Diary of Charles Francis Adams, volume 8

Saturday 18th. CFA Saturday 18th. CFA
Saturday 18th.

Lovely day. Morning at home. Afternoon to Quincy. Evening at my father’s.

My time was wholly taken up today in the preparations for our removal, which have come more heavily this year than usual. I expected my Mother also from Washington and this cost me three journies to the Railway depot before I found her and effected her transfer to 237Quincy. The packing and sending out the things at the same time with both families is laborious. Yet at five o’clock in the afternoon, after dining at home, I shut up the town house and moved into the country. Upon no similar occasion have I been so much fatigued. Nevertheless I went down in the evening to see the family who seemed very bright after their journey. Miss Mary Cutts is with them and comes to spend the Summer.1 To bed early overfatigued.


Mary Elizabeth Estelle Cutts, a close friend of LCA, was a visitor at the Old House for extended periods on several occasions. She was a daughter of Richard Cutts, a representative in Congress from Maine, and Anna Payne, sister of Dolly Madison. JQA wrote the obituary of Richard Cutts published in the National Intelligencer, 22 April 1845 (p. 3, col. 6), and later reprinted in NEHGR , 2:277–278 (July 1848) as “Notices of the Cutts Family.” See also JQA, Diary, 4 Aug., 30 Nov. 1845; 27–28 Aug. 1847; LCA to ABA, 26 April 1848, Adams Papers.

Sunday 19th. CFA Sunday 19th. CFA
Sunday 19th.

Fine day. Divine service as usual. Evening at my father’s.

I occupied myself part of the day in writing a very brief article for Mr. Hunt, also in the usual lesson with Louisa intermitted last Sunday in consequence of her accident.

Attended divine service and heard Mr. Lunt preach from Matthew 3. 11. “I indeed baptize you with water unto repentance: but he that cometh after me is mightier than I, whose shoes I am not worthy to bear, he shall baptize you with the Holy Ghost and with fire.” I think I have heard this sermon before and on the whole do not consider it as among the most remarkable of Mr. Lunt. It is with regret that I hear of some little dissatisfaction in the parish with him. I feared it would be so as he is not a man of popular manners, the essential point for a clergyman in these days.

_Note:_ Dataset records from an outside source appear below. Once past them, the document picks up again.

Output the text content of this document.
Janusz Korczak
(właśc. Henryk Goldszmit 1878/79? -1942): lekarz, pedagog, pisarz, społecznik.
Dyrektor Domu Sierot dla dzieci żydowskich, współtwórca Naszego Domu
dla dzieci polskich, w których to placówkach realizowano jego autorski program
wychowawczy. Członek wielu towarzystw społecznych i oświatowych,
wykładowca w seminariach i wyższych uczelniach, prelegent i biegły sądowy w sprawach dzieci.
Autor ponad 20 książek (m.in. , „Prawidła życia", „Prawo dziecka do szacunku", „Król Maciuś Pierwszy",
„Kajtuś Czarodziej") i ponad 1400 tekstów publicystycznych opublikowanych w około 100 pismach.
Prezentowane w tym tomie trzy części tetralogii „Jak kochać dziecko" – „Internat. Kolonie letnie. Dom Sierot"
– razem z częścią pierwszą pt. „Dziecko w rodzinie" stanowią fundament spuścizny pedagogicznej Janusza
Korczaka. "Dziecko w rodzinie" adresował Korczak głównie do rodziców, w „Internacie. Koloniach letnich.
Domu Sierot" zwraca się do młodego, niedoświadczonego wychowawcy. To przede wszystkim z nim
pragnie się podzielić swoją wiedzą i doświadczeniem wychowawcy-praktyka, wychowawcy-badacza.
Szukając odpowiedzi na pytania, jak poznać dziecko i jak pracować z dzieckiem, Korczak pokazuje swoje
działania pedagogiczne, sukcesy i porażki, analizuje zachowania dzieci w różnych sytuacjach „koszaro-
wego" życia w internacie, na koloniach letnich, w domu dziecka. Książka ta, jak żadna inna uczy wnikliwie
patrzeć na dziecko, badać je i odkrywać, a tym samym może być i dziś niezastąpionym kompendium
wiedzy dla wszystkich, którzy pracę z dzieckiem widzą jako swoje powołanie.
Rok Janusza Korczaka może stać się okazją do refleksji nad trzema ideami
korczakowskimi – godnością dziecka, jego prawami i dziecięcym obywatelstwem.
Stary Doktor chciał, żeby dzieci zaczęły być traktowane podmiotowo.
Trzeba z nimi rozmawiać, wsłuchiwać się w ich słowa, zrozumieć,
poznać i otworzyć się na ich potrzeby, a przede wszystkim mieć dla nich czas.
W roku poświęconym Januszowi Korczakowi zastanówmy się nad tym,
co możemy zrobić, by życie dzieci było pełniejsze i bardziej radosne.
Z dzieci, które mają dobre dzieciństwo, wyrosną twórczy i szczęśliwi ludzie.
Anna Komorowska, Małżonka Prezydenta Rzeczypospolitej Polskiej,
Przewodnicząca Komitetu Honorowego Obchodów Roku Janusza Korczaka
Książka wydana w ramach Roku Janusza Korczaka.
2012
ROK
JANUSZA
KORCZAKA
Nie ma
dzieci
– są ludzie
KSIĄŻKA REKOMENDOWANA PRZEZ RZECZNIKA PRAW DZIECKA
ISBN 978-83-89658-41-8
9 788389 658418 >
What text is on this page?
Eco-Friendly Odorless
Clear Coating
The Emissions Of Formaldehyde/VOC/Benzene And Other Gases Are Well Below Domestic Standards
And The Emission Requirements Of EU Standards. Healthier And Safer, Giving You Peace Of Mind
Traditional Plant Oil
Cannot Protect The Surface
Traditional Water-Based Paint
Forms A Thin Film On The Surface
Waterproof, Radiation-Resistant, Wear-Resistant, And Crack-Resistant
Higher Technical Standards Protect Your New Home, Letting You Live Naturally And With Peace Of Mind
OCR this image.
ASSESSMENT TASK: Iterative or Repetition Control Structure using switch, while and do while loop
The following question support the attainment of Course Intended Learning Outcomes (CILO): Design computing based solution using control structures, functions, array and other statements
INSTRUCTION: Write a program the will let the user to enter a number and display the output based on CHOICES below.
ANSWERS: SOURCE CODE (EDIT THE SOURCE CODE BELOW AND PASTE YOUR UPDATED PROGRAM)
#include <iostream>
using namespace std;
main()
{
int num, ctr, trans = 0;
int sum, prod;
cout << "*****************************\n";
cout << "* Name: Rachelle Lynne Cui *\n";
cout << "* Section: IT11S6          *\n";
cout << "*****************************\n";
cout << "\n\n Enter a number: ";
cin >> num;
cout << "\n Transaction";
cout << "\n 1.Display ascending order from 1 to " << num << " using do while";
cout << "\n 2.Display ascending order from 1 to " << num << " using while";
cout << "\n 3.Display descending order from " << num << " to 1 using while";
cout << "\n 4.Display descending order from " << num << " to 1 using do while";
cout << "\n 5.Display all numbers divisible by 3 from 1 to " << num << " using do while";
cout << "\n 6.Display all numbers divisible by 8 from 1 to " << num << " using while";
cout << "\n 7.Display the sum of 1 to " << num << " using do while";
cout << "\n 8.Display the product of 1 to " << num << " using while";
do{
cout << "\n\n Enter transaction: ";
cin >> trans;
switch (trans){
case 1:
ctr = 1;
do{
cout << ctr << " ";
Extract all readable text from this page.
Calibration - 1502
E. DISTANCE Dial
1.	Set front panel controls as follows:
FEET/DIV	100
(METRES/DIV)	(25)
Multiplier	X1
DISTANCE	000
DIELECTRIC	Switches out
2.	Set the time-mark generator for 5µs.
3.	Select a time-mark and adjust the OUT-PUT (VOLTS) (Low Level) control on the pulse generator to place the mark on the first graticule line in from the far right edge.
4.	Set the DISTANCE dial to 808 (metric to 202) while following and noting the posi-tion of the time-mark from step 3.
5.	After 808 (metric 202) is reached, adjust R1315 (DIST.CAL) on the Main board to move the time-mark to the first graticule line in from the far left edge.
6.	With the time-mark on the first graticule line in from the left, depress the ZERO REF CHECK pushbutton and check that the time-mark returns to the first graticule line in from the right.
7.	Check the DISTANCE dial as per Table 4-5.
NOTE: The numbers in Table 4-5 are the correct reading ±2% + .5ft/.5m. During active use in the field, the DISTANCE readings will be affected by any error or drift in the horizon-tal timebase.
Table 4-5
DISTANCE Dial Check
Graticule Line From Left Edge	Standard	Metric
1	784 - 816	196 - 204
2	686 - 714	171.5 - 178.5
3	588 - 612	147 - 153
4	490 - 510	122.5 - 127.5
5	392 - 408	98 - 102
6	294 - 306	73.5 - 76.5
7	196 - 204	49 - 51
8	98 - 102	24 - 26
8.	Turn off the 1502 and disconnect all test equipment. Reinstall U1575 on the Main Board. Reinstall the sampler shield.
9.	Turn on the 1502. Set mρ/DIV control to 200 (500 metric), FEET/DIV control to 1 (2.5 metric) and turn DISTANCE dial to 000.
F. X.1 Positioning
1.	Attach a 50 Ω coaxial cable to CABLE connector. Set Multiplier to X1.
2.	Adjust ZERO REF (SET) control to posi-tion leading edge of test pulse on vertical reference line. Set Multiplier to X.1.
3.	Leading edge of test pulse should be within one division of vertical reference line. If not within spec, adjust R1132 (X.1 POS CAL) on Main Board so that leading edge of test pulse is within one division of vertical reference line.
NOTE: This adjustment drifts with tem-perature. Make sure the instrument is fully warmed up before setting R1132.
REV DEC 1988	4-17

Afternoon Mr. Whitney 1. Corinthians 15. 19. “If in this life only we have hope in Christ, we are of all men most miserable.” I could hardly hear him although it is of little consequence as I have often heard the Sermon before.

Read a discourse of Bishop Atterbury. Job 22. 21. “Acquaint now thyself with God, and be at peace.” A support under affliction to be found in the knowledge of the attributes of God. Evening at the house of my father.

Monday 20th. CFA Monday 20th. CFA
Monday 20th.

Fine day. Morning reading. Division of time. Evening at the house.

I made arrangements today for the ordinary division of my studies. I propose to begin with an examination of the subject of currency in 238order to furnish a Review of the work of Mr. Tucker which shall answer. It is a little singular that I should have undertaken to write two Pamphlets upon the subject having done so little in the way of examination of what had been written before. Yet if I had read all I have since I should not probably have expressed my own thoughts so distinctly nor enunciated the propositions which I still believe to be the only safeguards of our Banking system. Read today Mr. Locke’s paper upon lowering the value of interest and raising coin1 and several chapters of Tucker. In the Afternoon, began Lucan’s Pharsalia.2

My division of time is now designed to be as follows. In the morning, composition and study of Tucker. One hour of German. After dinner, Lucan, and resuming Grimm.3 But this I do not suppose I shall be able to fall into immediately. Evening at my father’s. Walk in the fields with my boys.


“Considerations of the Consequences of Lowering the Interest and Raising the Value of Money,” 1691, is in vol. 5 of Locke’s Works at MQA.


There are three editions in Latin of Lucan’s Pharsalia at MQA: London, 1751, Zweibrücken, 1783, and London, 1820; the last was CFA’s copy.


CFA had read in Baron Frédéric Melchior de Grimm’s Correspondance several times over the years, finding Grimm satisfying as a critic; see vol. 6:120–121; entry for 9 Nov. 1837, above.